Self-storage development hits pause after record year for spending

Al Harris
March 1, 2024

Construction spending in the self-storage sector topped $6.9 billion in 2023 as developers moved through a development pipeline that expanded in the wake of the COVID-19 pandemic.

Last year’s spending marked a 24% increase over 2022, which saw $5.6 billion spent building or expanding self-storage facilities, according to U.S. Census Bureau statistics. The sector spent an average $4.4 billion on construction per year from 2019 to 2021.


The pandemic and the associated impact on migration patterns and work from home trends led to a surge of demand for self-storage space in recent years. Average rents and occupancy for storage units soared to record levels, and developers rushed into the space to build new inventory.

However, new research from Yardi Matrix suggests that the sector has reached a turning point. In a new report, the research firm anticipates a reduction in deliveries of newly built self-storage space beginning in 2025. One reason for the change in outlook: a sharp rise in deferred and abandoned self-storage projects across the country

Expand and contract

The industry is undergoing a near-term expansion of supply as the wave of projects initiated in recent years come to completion. The last quarter of 2023 also saw an increase in the number of construction starts and projects starting construction, leading the data analytics firm to raise its projections for the amount of new self-storage space expected to open in 2024 and 2025. Yardi expects the industry to deliver 54.5 million square feet of self-storage space this year, and 47.9 million in 2025.

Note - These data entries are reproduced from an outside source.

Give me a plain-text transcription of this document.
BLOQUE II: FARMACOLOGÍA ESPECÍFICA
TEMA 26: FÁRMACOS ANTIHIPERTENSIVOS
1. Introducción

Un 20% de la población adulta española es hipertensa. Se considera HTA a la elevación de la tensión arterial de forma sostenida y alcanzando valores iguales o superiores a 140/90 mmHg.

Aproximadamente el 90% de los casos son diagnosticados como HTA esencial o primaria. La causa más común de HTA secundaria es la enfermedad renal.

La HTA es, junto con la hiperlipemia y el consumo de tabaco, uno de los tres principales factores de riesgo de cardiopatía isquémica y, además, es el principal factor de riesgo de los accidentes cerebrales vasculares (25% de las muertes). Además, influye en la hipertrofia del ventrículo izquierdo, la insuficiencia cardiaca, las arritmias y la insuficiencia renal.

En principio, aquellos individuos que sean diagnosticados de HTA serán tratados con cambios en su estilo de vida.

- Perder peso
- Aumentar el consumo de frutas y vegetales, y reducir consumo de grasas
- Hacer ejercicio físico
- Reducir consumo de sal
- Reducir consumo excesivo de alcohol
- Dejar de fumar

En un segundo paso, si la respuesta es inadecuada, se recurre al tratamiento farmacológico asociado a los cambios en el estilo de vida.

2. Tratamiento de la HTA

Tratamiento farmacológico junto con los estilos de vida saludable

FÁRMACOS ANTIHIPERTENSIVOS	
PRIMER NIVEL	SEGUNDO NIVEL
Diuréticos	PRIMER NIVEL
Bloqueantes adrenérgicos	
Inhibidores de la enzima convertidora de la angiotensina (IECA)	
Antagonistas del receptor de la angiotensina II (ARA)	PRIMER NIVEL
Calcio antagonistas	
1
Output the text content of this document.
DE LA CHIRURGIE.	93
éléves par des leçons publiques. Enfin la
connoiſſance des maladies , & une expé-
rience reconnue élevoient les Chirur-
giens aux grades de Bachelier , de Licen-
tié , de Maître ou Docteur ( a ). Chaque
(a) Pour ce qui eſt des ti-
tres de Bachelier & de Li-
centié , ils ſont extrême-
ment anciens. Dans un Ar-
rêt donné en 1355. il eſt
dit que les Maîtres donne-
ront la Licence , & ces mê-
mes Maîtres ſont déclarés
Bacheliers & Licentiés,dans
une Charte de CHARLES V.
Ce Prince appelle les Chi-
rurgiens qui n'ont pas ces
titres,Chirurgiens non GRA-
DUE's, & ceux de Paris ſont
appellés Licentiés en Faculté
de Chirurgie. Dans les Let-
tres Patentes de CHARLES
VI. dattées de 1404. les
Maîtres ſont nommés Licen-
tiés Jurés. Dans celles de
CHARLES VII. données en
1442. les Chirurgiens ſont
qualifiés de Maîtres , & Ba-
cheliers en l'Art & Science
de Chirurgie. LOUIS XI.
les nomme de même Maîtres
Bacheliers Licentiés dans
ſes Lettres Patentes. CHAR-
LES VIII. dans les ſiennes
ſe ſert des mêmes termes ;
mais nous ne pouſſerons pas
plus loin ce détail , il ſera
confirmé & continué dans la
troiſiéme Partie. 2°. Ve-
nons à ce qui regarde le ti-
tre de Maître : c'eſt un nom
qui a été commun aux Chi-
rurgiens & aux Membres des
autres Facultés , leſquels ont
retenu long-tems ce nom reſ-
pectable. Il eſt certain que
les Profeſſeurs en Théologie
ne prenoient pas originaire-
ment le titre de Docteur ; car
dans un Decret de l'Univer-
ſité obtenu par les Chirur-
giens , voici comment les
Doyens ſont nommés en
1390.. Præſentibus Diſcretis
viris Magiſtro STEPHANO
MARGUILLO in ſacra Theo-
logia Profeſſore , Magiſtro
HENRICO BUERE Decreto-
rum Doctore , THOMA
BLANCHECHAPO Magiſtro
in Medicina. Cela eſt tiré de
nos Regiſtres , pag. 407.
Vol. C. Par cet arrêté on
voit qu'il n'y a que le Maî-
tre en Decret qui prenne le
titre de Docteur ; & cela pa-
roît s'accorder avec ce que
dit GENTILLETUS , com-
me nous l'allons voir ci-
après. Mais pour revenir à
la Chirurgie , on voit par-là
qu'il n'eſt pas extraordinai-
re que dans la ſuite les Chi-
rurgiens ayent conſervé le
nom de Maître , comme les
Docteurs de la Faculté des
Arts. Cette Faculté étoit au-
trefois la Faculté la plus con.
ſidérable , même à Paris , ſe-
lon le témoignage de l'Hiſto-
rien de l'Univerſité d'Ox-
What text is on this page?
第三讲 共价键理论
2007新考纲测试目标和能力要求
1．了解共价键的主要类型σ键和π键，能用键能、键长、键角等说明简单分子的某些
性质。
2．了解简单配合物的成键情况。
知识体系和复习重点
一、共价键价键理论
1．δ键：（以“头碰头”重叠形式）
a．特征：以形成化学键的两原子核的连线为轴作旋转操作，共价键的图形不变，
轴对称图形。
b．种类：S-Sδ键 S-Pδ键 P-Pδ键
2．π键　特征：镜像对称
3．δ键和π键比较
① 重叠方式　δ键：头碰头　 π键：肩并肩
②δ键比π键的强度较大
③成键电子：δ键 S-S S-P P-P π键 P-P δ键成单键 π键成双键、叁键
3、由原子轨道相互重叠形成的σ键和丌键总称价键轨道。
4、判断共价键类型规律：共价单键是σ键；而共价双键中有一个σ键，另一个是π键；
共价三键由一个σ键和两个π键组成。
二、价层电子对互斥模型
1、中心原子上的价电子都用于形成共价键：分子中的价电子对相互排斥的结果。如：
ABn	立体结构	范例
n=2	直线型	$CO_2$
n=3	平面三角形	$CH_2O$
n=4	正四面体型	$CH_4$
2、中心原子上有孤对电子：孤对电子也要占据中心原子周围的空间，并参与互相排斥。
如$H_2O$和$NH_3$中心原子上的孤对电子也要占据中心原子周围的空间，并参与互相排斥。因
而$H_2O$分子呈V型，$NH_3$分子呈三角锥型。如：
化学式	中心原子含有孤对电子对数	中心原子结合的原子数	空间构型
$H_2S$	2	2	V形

However, looking further ahead, Yardi cut its long-term projections for self-storage deliveries in 2026 through 2029. The data firm expects annual completions to fall to just over 29 million square feet at the close of the decade.

Abandon ship?

What data points portend this decline in self-storage development activity? The firm noted a marked rise in stalled projects during the second half of the year.

"In the second half of 2023 the number of abandoned and deferred projects in our database has noticeably increased, growth in both the planned and prospective pipelines has stalled and the year-over-year change in street rates was negative in 2023," said the report.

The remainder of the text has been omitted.